Makalenin ne ile alakalı olmadığını
söyledik, neden bahsettiğine gelince; Telfikin menşei, ilk defa ne
zaman telaffuz edilmeye başladığı, modernitenin önemli
temsilcilerinden Reşid Rıza’nın “Muhâverâtu’l-Muslih ve’l-Mukallid”

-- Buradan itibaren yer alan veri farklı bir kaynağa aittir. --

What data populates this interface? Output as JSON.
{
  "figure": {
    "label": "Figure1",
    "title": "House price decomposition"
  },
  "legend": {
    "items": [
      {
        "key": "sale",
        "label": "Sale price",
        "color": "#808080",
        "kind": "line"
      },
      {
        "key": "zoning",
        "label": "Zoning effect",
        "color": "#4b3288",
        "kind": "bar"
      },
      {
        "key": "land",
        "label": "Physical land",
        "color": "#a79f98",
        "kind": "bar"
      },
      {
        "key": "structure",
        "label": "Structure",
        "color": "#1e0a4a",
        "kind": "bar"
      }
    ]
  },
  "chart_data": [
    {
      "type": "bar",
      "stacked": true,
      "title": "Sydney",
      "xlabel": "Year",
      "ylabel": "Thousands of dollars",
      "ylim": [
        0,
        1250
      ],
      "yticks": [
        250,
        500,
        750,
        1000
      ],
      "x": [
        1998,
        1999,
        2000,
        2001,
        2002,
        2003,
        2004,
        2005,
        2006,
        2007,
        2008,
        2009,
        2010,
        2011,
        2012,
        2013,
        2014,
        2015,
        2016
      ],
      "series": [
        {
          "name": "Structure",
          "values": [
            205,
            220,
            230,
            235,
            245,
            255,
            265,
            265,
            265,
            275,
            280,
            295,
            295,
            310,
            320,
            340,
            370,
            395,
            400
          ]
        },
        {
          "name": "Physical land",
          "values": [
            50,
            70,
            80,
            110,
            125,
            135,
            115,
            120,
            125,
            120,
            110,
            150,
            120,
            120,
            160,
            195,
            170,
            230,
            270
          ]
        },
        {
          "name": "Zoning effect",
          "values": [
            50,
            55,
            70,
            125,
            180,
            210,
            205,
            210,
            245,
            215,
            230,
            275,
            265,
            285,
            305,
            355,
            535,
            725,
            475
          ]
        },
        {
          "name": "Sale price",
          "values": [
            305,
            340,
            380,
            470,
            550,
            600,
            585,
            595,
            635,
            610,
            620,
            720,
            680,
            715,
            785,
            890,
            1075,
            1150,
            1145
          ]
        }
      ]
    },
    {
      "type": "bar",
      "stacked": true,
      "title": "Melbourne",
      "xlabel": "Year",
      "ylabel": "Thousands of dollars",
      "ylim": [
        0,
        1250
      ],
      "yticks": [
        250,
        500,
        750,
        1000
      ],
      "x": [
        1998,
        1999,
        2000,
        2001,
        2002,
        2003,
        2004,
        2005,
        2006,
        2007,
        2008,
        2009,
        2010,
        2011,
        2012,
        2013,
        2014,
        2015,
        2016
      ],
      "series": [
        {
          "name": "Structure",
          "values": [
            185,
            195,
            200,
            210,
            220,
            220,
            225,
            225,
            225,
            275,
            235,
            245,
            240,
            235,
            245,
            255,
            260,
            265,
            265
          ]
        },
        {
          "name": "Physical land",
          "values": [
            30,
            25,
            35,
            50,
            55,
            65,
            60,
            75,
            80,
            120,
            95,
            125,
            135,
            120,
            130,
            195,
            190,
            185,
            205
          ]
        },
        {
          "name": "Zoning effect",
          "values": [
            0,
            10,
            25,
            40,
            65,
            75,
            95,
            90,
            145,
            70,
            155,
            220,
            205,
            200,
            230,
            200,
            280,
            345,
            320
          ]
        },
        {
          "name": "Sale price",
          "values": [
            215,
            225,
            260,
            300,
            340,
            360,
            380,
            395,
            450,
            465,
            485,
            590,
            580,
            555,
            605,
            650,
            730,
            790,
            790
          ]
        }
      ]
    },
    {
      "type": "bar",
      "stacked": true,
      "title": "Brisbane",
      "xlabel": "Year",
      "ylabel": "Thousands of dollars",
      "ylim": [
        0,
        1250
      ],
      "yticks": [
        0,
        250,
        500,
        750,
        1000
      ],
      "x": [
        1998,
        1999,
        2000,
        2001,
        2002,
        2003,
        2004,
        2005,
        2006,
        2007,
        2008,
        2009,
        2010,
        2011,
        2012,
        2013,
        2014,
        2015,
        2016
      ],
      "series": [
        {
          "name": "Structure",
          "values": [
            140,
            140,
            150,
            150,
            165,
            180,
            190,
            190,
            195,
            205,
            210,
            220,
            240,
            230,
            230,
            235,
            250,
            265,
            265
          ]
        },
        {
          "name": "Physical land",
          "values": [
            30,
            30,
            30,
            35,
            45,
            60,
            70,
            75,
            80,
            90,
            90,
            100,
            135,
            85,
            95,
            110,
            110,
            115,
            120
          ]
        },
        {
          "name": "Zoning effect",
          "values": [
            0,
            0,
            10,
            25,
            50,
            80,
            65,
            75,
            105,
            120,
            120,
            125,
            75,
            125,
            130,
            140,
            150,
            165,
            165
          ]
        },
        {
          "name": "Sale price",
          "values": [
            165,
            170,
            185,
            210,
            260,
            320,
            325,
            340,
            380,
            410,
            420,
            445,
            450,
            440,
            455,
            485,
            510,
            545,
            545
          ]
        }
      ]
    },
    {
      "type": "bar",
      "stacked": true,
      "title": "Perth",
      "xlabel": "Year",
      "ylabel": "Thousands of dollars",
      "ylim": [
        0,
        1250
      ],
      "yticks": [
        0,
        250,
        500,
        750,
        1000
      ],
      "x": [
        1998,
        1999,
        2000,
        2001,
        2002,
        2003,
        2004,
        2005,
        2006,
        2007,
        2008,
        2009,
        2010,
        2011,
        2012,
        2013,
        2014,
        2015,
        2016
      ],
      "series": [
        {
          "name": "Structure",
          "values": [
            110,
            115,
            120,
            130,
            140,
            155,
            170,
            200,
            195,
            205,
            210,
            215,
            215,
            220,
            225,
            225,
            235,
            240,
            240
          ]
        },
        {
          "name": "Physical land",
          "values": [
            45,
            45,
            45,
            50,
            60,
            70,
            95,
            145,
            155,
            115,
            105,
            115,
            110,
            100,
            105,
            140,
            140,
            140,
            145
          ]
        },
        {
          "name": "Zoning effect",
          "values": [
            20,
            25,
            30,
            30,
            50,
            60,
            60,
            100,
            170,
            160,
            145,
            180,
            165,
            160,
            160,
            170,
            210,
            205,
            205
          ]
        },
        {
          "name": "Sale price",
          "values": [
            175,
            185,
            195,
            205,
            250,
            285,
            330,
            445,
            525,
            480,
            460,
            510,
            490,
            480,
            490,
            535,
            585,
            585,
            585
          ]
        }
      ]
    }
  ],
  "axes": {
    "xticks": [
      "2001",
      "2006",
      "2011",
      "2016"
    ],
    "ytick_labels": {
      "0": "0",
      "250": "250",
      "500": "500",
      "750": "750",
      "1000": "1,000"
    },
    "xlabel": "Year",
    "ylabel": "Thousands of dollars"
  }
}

isimli eserinde telfike dair neler söylediği ve son olarak Sünnet ve
Cemaat alimlerinin telfik bağlamında nasıl bir mütalaa içerisinde
oldukları, incelenecektir. Bütün bunlardan gaye ise, müçtehit
imamların içtihatlarını arzu ve isteklerine göre yeniden terkip edip
hevai bir din/yaşayış icat etmenin peşinde olanların gayri meşru bir
ameliye içerisinde yer aldıklarını ispat etmektir.
TELFİK
L.f.k. kökünden türeyen ve tef’il
babından mastar olan “telfik” kelimesi, sözlük anlamı itibarı ile;
“bir kumaş parçasının bir ucunu diğer ucuna birleştirerek dikmek,
uydurmak, süslemek, ulaşmak, iltihak etmek, anlamamak, elde
edememek” gibi anlamlara gelmektedir.2 Tef’il kalıbındaki bu kelime,
daha çok; “eşya veya işleri bir araya getirmek, birbirine eklemek,
tek bir tarzda yürümesi için aralarında uygunluk sağlamak” gibi
anlamlarda kullanılır. Fakihler, usulcüler ve muhaddisler de telfik
kelimesinin bu son anlamını dikkate almışlardır.3
Istılah anlamı itibariyle telfik;
“müçtehitlerin herhangi bir konudaki ifadele-rinden, onların
söyleyemediği bir tarz ya da içerikte hükümler çıkarmak” şeklinde
tanımlanmaktadır.4 Bu tanımı biraz daha açarsak şunları
söyleyebiliriz: Telfik; iki ya da daha fazla mezhebin birbirine zıt
hükümlerini, bir meselede ya da fıkhi bir konuda bir araya getirerek
iki ya da daha fazla müçtehidin görüşünden yeni bir hüküm icat
etmektir. Böyle bir ameliye içerisinde olan bir mukallit hiçbir
müçtehidin istinbat etmediği bir hükmü söylemiş olduğundan bir
anlamda içtihat etmiş olur. İçtihada ehil olmayanın içtihat etmesi
ise haramdır.
Muazzam Fıkıh Külliyatı
Hicri ikinci asrın başlarından dördün-cü
asrın ortalarına kadar devam eden Müctehit İmamlar devrinde muazzam
bir fıkıh külliyatı oluştu. Özellikle Hanefilerin henüz olmayan
fakat olması imkan dahilinde kabul edilen hadiseler hakkında da
içtihat etmeleri bu oluşumu müsbet anlamda destekledi. Fıkhi anlamda
doyuma ulaşıldı.
Fatimi fitnesinin İslam dünyasını
kuşatması ve neticede Batini kimliğe sahip insanların içtihat adı
altında hezeyanlar serdetmeleri, Sünnet ve Cemaat alimlerini yeni
içtihatlar yapma yerine mevcut birikimi tedvin-tasnif etmeye
yöneltti. Bu bağlamda ta’lilü’l-ahkam (hükümlerin illetlerini
belirleme) ve tercih çalışmaları kaleme alındı. Tabakat, münazara,
hilaf ve fetva kitapları telif edildi. Mevcut fıkhi birikim bir
yönüyle sistematize edildi, bir yönüyle de derinlik kazandı.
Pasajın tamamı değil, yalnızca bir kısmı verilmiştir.